Hite and other department staff said they have been working hard to relocate all programs, rentals and classes to alternative locations. Locations include City Hall Bytes Cafe, the community center and surrounding Eastside senior centers. Rachel Van Winkle, parks and recreation deputy director, said they are reaching out to community partners to relocate other programs and classes.
“Almost everybody still has their place to come and do the thing they love and that was our goal,” said Teri Burke with the parks and recreation department. “We know that everyone has their thing they love to do. We did everything we could to make sure that happened this week and will continue to happen in one way or another. Give us a little patience. We really are working on it.”
Hite echoed Burke’s comment and said they are trying hard to pull all their resources and facilities together to relocate the senior center programs. Although it’s not ideal or a concentrated place for everybody to go, Hite said they are moving programs and classes to locations that are accessible. The department, along with the city are also working on finding solutions for transportation for seniors.
RSC volunteer Ellen Englehart said the center is a central part for seniors in the community.
“It was kind of a shock but I believe the city is going to do what they need to do for us and I think eventually we’ll be alright,” she said.
With programs and classes being dispersed around the city and beyond, Sashi Ravikumar, an RSC regular, said traveling to the different locations will be time consuming.
“It takes a lot of time to commute from one place to another,” she said. “The process is a little stressful. We go to the senior center for many things. It sounds like many will not be able to make it and they will be missing out on the company.”

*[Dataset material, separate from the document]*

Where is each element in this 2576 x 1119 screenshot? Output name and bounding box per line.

Eileen Englehart, another regular, explained that they want something separate from the community center or City Hall.
“We want a senior center,” she said. “We want our own place.”
In a discussion with Englehart, Ravikumar and others, seniors expressed their frustration amongst each others. Many said the re-locations of programs were going to be stressful and most importantly, they are going to miss out on the connection with others.